С каждым днем нервозность Надаля Пеша становится более явной: он страшится смерти товарища и друга. Он ждет нападения, а ожидаемые нападающие – смерти Реймуна. По крайней мере, так предполагает лорд, поэтому никому не позволяет покидать деревню. Даже прибывшим врачам. Тем более им. Ограбление дома на окраине деревни – проверка. За какого демона принимают иссушившегося от болезни мальчишку, что с ним так осторожничают?

Все пролетевшие дни Сальвер неподвижно пролежал на столе, укутанный в пропитанное успокоительным раствором одеяло. Его «проклятую» тулузу я сожгла еще в тот же день, в который произошел несчастный случай.





Из головы все никак не выходит факт симптомов острой аллергии: гниение происходит не из-за заражения, а из-за ожога. Я не сразу поняла, что гнойная жидкость – это подкожный жир и разжиженные частицы мышечной ткани.

Сметана против гнойников бесполезна, а потому я съедаю ее сама, восполняя запасы организма на ближайший месяц. Наворачивая ложку за ложкой густой сметаны, я время от времени поглядываю на Реймуна, с неделю чувствуя копошащуюся в голове мысль о его спасении. Сформулировать, даже нечетко, не получается ровно до тех пор, как на мутный вопрос насчет аллергии лорд Пеш отвечает однозначно: «Реймун обожает перец».

Отставляя миску с остатками сметаны, я медленно спускаюсь с теплой печи и подхожу к столу. Осторожно отодвигая край одеяла, вижу уже знакомую картину: пузыри начинают лопаться и на груди, так что все причины стремительной потери веса выявлены. Радовало одно – жара нет. Температура более-менее держится на одном уровне «сойдет».

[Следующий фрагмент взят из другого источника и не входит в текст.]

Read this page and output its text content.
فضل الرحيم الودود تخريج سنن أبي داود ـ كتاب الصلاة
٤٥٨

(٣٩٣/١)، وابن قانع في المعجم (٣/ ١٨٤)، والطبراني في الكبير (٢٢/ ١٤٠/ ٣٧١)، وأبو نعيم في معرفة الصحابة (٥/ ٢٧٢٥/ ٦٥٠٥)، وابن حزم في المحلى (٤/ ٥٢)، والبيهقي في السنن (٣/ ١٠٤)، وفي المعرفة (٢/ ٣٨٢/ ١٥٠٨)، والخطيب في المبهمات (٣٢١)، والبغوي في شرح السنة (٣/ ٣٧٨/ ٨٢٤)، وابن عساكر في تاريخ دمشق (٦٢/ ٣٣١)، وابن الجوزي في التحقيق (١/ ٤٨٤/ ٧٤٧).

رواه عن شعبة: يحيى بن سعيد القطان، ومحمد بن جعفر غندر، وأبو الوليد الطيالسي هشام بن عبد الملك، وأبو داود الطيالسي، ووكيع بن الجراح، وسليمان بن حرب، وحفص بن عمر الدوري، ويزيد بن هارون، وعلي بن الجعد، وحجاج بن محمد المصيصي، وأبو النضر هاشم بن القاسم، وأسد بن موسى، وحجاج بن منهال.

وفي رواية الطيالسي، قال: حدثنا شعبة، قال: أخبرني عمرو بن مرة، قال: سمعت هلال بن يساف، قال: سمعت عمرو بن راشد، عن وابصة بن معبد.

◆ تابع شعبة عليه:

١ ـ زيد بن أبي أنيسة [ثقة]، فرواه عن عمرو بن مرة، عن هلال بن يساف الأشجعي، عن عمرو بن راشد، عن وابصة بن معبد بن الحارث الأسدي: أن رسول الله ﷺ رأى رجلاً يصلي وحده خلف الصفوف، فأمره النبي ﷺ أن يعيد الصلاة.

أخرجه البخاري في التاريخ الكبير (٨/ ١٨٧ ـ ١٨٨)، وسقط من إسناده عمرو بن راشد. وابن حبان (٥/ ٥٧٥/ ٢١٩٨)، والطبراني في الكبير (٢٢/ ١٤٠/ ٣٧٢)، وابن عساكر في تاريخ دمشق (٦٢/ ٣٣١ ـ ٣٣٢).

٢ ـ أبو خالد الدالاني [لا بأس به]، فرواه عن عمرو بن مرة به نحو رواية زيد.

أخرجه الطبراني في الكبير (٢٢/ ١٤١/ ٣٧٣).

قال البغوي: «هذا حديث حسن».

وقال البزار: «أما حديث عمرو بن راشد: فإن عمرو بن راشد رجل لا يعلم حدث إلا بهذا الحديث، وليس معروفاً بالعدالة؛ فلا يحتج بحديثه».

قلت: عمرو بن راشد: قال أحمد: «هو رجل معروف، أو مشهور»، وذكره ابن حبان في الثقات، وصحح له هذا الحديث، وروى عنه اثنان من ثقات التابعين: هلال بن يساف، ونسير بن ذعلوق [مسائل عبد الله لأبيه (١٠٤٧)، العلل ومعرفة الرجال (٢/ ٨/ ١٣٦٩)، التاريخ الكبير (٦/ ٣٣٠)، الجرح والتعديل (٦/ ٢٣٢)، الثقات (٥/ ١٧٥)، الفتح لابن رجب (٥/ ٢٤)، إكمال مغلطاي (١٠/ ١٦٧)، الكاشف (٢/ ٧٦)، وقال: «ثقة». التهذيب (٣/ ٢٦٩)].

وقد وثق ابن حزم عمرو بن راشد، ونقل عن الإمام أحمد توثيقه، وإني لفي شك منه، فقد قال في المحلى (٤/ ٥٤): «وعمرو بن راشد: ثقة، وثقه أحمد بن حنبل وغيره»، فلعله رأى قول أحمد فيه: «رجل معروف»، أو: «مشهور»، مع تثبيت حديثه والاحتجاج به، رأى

Колдовские силы появляться не спешат. Я и так, и эдак: руки грею над раной, и шепчу какие-то заговоры, и еще какую-то ересь делаю, приказывая телу исцелиться. Этот мир – всего лишь коматозный сон. Мир обязан подчиняться моему желанию. Я – закон и высшая власть. Демиург. Да как вообще возможно, что моя прихоть – месть – исполнена мгновенно, а вторая – исцеление – никак?!

В неуютной обстановке под страшным давлением я все-таки не выдерживаю. Не знаю, что я и каким тоном говорю, но гноящаяся плоть на груди Реймуна нагревается, кипит, как вода, и паром поднимается над ним и быстро рассеивается. Происходит этот процесс долго, но я слишком пристально наблюдаю, что теряю ощущение времени.

Всего десять минут назад испещренная гнойными пузырями грудь сейчас покрыта совершенно чистой, сияющей здоровьем кожей. Не сдерживаясь, я осторожно прикасаюсь кончиками пальцев к розоватой коже и, на мгновение одергивая руку, провожу ими от правой ключицы до нижней пары ребер. Невероятно. Невообразимо. Новая кожа не сохраняет жар, медленно остывая и бледнея до тех пор, пока не приобретает легкий песочный оттенок.

От созерцания проделанной колдовской работы отвлекает доносящийся с улицы гомон. Резко укрывая мальчишку одеялом (от неожиданности и голову тоже, но вовремя хватаюсь и исправляю ошибку), я проверяю его дыхание и с чистой совестью выхожу из избушки. Меня ожидает лай собак и общее недоумение охотников во главе со старостой Бруно.

Знакомая мне лайка, бывший пациент, выходит в перед. Она несет в зубах мертвого белого зайца, испачканного кровью. Кровь капает на снег, оставляя маленькие пятна. Лайка ровным шагом подходит ко мне, останавливается в метре, и аккуратно кладет тушку у моих ног. Бруно приближается к ней и треплет ее по холке.